I am quite new to Bioinformatics, but I found the STAR aligner to be one of the fastest tools to use in this field.
When I use the SRA tools to download them with --split-3 option (./fastq-dump --
split-
3 SRR1164866), I get three fastq files. For example: sample 'SRR1164866' is a paired sample
http://www.ebi.ac.uk/ena/data/view/SRR1164866 It will be downloaded into three different fastq files : SRR1164866_1.fastq SRR1164866_2.fastq and SRR1164866.fasq.

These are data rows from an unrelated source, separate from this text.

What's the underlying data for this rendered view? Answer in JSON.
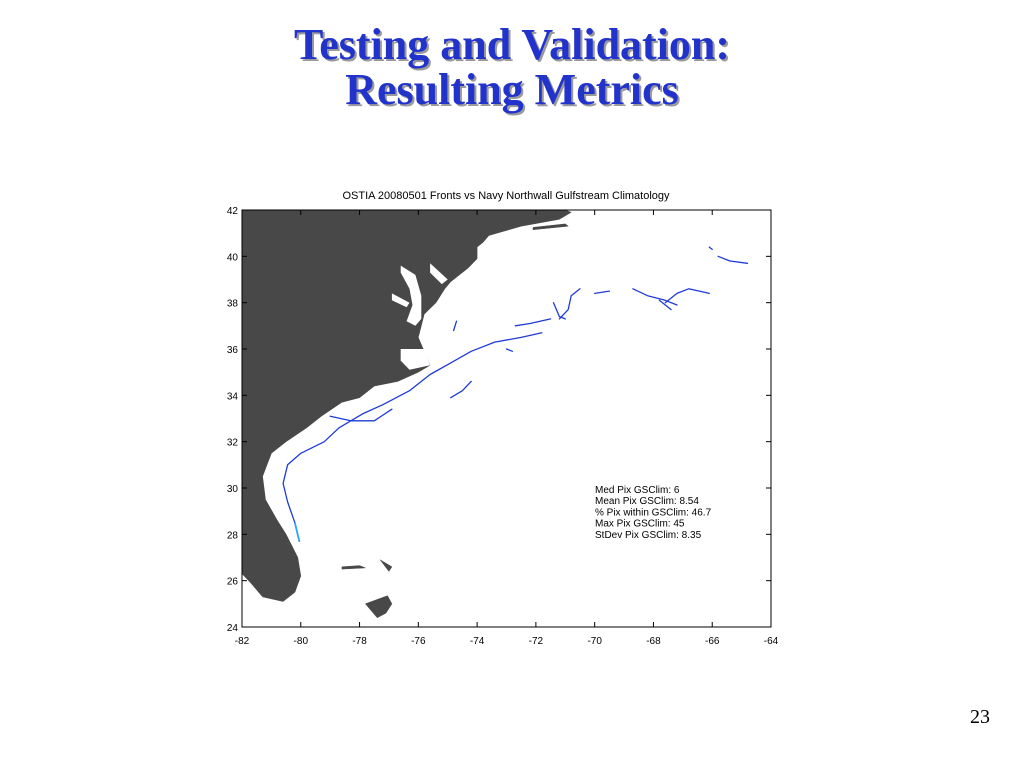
{
  "slide": {
    "title_line1": "Testing and Validation:",
    "title_line2": "Resulting Metrics",
    "page_number": "23"
  },
  "colors": {
    "title": "#2233cc",
    "land": "#484848",
    "front": "#1f3bd6",
    "front_highlight": "#2aa6ff"
  },
  "chart_data": {
    "type": "map",
    "title": "OSTIA 20080501 Fronts vs Navy Northwall Gulfstream Climatology",
    "xlim": [
      -82,
      -64
    ],
    "ylim": [
      24,
      42
    ],
    "xticks": [
      -82,
      -80,
      -78,
      -76,
      -74,
      -72,
      -70,
      -68,
      -66,
      -64
    ],
    "yticks": [
      24,
      26,
      28,
      30,
      32,
      34,
      36,
      38,
      40,
      42
    ],
    "grid": false,
    "legend": "none",
    "annotations": [
      "Med Pix GSClim: 6",
      "Mean Pix GSClim: 8.54",
      "% Pix within GSClim: 46.7",
      "Max Pix GSClim: 45",
      "StDev Pix GSClim: 8.35"
    ],
    "land": [
      [
        [
          -82,
          42
        ],
        [
          -71.0,
          42
        ],
        [
          -70.8,
          41.9
        ],
        [
          -71.2,
          41.6
        ],
        [
          -72.5,
          41.3
        ],
        [
          -73.6,
          40.9
        ],
        [
          -73.8,
          40.6
        ],
        [
          -74.0,
          40.4
        ],
        [
          -74.0,
          39.9
        ],
        [
          -74.3,
          39.5
        ],
        [
          -74.9,
          38.9
        ],
        [
          -75.1,
          38.6
        ],
        [
          -75.4,
          38.0
        ],
        [
          -75.8,
          37.5
        ],
        [
          -75.9,
          37.0
        ],
        [
          -76.0,
          36.5
        ],
        [
          -75.6,
          35.3
        ],
        [
          -76.0,
          35.0
        ],
        [
          -76.7,
          34.6
        ],
        [
          -77.5,
          34.4
        ],
        [
          -78.0,
          33.9
        ],
        [
          -78.6,
          33.7
        ],
        [
          -79.3,
          33.1
        ],
        [
          -79.8,
          32.6
        ],
        [
          -80.5,
          32.0
        ],
        [
          -81.0,
          31.5
        ],
        [
          -81.3,
          30.5
        ],
        [
          -81.2,
          29.5
        ],
        [
          -80.8,
          28.6
        ],
        [
          -80.5,
          28.0
        ],
        [
          -80.1,
          27.0
        ],
        [
          -80.0,
          26.2
        ],
        [
          -80.2,
          25.5
        ],
        [
          -80.6,
          25.1
        ],
        [
          -81.3,
          25.3
        ],
        [
          -81.7,
          25.9
        ],
        [
          -82,
          26.3
        ],
        [
          -82,
          42
        ]
      ],
      [
        [
          -72.1,
          41.25
        ],
        [
          -71.0,
          41.4
        ],
        [
          -70.9,
          41.3
        ],
        [
          -72.1,
          41.15
        ],
        [
          -72.1,
          41.25
        ]
      ],
      [
        [
          -77.05,
          25.35
        ],
        [
          -77.8,
          25.0
        ],
        [
          -77.6,
          24.7
        ],
        [
          -77.4,
          24.4
        ],
        [
          -77.1,
          24.6
        ],
        [
          -76.9,
          25.0
        ],
        [
          -77.05,
          25.35
        ]
      ],
      [
        [
          -78.6,
          26.6
        ],
        [
          -78.0,
          26.65
        ],
        [
          -77.8,
          26.55
        ],
        [
          -78.6,
          26.5
        ],
        [
          -78.6,
          26.6
        ]
      ],
      [
        [
          -77.3,
          26.9
        ],
        [
          -77.0,
          26.4
        ],
        [
          -76.9,
          26.6
        ],
        [
          -77.3,
          26.9
        ]
      ]
    ],
    "water": [
      [
        [
          -76.6,
          39.6
        ],
        [
          -76.1,
          39.2
        ],
        [
          -75.9,
          38.3
        ],
        [
          -75.9,
          37.3
        ],
        [
          -76.1,
          37.0
        ],
        [
          -76.4,
          37.2
        ],
        [
          -76.2,
          37.9
        ],
        [
          -76.3,
          38.6
        ],
        [
          -76.6,
          39.3
        ],
        [
          -76.6,
          39.6
        ]
      ],
      [
        [
          -75.6,
          39.7
        ],
        [
          -75.0,
          39.0
        ],
        [
          -75.2,
          38.8
        ],
        [
          -75.6,
          39.3
        ],
        [
          -75.6,
          39.7
        ]
      ],
      [
        [
          -76.9,
          38.4
        ],
        [
          -76.3,
          38.0
        ],
        [
          -76.4,
          37.8
        ],
        [
          -76.9,
          38.1
        ],
        [
          -76.9,
          38.4
        ]
      ],
      [
        [
          -76.6,
          36.0
        ],
        [
          -75.8,
          36.0
        ],
        [
          -75.6,
          35.3
        ],
        [
          -76.3,
          35.1
        ],
        [
          -76.6,
          35.5
        ],
        [
          -76.6,
          36.0
        ]
      ]
    ],
    "fronts": [
      [
        [
          -80.05,
          27.7
        ],
        [
          -80.2,
          28.5
        ],
        [
          -80.45,
          29.4
        ],
        [
          -80.6,
          30.2
        ],
        [
          -80.45,
          31.0
        ],
        [
          -80.0,
          31.5
        ],
        [
          -79.2,
          32.0
        ],
        [
          -78.7,
          32.6
        ],
        [
          -77.9,
          33.2
        ],
        [
          -77.2,
          33.6
        ],
        [
          -76.3,
          34.2
        ],
        [
          -75.6,
          34.9
        ],
        [
          -74.9,
          35.4
        ],
        [
          -74.2,
          35.9
        ],
        [
          -73.4,
          36.3
        ],
        [
          -72.5,
          36.5
        ],
        [
          -71.8,
          36.7
        ]
      ],
      [
        [
          -79.0,
          33.1
        ],
        [
          -78.3,
          32.9
        ],
        [
          -77.5,
          32.9
        ],
        [
          -76.9,
          33.4
        ]
      ],
      [
        [
          -71.5,
          37.3
        ],
        [
          -72.2,
          37.1
        ],
        [
          -72.7,
          37.0
        ]
      ],
      [
        [
          -71.4,
          38.0
        ],
        [
          -71.2,
          37.4
        ],
        [
          -71.0,
          37.3
        ]
      ],
      [
        [
          -70.5,
          38.6
        ],
        [
          -70.8,
          38.3
        ],
        [
          -70.9,
          37.7
        ],
        [
          -71.2,
          37.3
        ]
      ],
      [
        [
          -74.7,
          37.2
        ],
        [
          -74.8,
          36.8
        ]
      ],
      [
        [
          -73.0,
          36.0
        ],
        [
          -72.8,
          35.9
        ]
      ],
      [
        [
          -74.2,
          34.6
        ],
        [
          -74.5,
          34.2
        ],
        [
          -74.9,
          33.9
        ]
      ],
      [
        [
          -69.5,
          38.5
        ],
        [
          -70.0,
          38.4
        ]
      ],
      [
        [
          -68.7,
          38.6
        ],
        [
          -68.2,
          38.3
        ],
        [
          -67.6,
          38.1
        ],
        [
          -67.2,
          37.9
        ]
      ],
      [
        [
          -67.8,
          38.1
        ],
        [
          -67.4,
          37.7
        ]
      ],
      [
        [
          -67.6,
          38.0
        ],
        [
          -67.2,
          38.4
        ],
        [
          -66.8,
          38.6
        ],
        [
          -66.1,
          38.4
        ]
      ],
      [
        [
          -65.8,
          40.0
        ],
        [
          -65.4,
          39.8
        ],
        [
          -64.8,
          39.7
        ]
      ],
      [
        [
          -66.1,
          40.4
        ],
        [
          -66.0,
          40.3
        ]
      ]
    ],
    "front_highlight": [
      [
        -80.2,
        28.5
      ],
      [
        -80.05,
        27.7
      ]
    ]
  }
}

'We distribute our fastq files for our paired end sequencing in 2 files, mate1 is found in a file labelled _1 and mate2 is found in the file labelled _2. The files which do not have a number in their name are singled ended reads, this can be for two reasons, some sequencing early in the project was singled ended also, as we filter our fastq files as described in our
README if one of a pair of reads gets rejected the other read gets placed in the single file.'
I am getting great alignment results against the _1.fastq and _2.fastq files, but what about the third .fastq file (which sometimes have a huge size (2-3 Gigabytes) almost the same size as each of the _1.fastq and _2.fastq).
Is there away for STAR to align all the data (_1.fastq ,_2fastq and .fastq) of my samples.